Left ventricular non-compaction: prevalence in congenital heart disease


  • B.E. Stähli
  • C. Gebhard
  • P. Biaggi
  • S. Klaassen
  • E. Valsangiacomo Buechel
  • C.H. Attenhofer Jost
  • R. Jenni
  • F.C. Tanner
  • M. Greutmann


  • International Journal of Cardiology


  • Int J Cardiol 167 (6): 2477-2481


  • INTRODUCTION: Left ventricular non-compaction cardiomyopathy (LVNC) is a rare cardiomyopathy, originally described as an isolated disease without other structural cardiac abnormalities.
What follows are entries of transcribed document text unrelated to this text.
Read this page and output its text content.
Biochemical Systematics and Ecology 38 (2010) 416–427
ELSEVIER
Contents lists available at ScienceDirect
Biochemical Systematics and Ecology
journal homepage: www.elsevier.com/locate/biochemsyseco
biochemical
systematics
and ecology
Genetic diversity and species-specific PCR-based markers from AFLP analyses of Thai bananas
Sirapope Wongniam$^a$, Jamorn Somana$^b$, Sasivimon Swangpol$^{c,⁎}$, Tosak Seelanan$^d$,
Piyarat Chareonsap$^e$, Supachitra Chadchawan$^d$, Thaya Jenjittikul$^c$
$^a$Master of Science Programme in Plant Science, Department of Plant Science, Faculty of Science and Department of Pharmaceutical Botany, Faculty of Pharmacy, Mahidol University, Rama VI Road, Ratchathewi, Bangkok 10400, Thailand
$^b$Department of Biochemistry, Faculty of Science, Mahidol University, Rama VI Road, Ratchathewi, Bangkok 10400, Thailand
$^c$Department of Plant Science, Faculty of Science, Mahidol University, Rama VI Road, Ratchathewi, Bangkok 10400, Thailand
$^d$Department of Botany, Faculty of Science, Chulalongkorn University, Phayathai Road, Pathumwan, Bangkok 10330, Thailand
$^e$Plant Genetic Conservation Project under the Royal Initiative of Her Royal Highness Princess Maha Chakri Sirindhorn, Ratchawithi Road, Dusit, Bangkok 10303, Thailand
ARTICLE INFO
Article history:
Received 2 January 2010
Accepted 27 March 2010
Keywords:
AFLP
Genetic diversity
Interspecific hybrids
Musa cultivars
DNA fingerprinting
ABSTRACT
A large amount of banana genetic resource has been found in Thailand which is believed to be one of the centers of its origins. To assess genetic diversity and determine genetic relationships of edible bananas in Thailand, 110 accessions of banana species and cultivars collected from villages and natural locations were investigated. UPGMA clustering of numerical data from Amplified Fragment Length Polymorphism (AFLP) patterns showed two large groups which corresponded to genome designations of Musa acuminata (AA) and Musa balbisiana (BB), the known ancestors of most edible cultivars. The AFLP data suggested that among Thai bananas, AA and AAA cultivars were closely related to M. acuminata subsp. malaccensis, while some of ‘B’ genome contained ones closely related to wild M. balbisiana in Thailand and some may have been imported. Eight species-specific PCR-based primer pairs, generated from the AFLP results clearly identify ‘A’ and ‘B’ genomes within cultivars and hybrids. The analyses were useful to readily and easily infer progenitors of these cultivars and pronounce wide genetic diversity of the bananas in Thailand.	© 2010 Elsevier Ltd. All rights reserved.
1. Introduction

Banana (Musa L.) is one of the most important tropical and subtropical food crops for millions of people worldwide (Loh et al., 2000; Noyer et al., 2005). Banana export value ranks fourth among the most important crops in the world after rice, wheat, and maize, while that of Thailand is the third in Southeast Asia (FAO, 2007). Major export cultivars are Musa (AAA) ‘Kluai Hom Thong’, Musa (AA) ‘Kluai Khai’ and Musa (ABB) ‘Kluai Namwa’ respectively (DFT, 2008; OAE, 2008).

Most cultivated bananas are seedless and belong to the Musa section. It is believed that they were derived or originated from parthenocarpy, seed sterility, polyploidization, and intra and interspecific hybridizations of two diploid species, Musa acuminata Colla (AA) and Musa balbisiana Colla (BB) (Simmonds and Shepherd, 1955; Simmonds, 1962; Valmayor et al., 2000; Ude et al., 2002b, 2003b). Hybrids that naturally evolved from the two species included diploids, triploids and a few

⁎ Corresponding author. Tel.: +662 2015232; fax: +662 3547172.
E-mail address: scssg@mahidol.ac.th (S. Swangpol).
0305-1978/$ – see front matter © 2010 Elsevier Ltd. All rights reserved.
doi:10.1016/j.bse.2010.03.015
The aim of this study was to explore the prevalence of LVNC among adults with different types of congenital heart disease. METHODS: From our databases we identified adults with congenital heart disease who fulfilled diagnostic criteria for LVNC. We report frequencies of associated congenital cardiac defects and the prevalence of LVNC among patients with different congenital heart defects. RESULTS: From a total of 202 patients with LVNC, 24 patients (12%; mean age 32±11years, 19 males) had additional congenital cardiac defects. Associated defects were left ventricular outflow tract abnormalities in 11 patients (46%), including 7 uni- or bicuspid aortic valves; two aortic coarctations; one diffuse aortic hypoplasia and one subaortic stenosis, Ebstein anomaly in 6 patients (25%), tetralogy of Fallot in two (8%), and double outlet right ventricle in one patient (4%). In our cohort, the prevalence of LVNC was highest among patients with Ebstein anomaly (6/40, 15%), followed by aortic coarctation (2/60, 3%), tetralogy of Fallot (3/129, 2%) and uni- or bicuspid aortic valves (7/963, 1%). CONCLUSION: In adults, various forms of congenital heart disease are associated with LVNC, particularly stenotic lesions of the left ventricular outflow tract, Ebstein anomaly, and tetralogy of Fallot. In the future, studying these patients in more depth may provide a better understanding of the interplay between genetic and hemodynamic factors that lead to the phenotype of LVNC.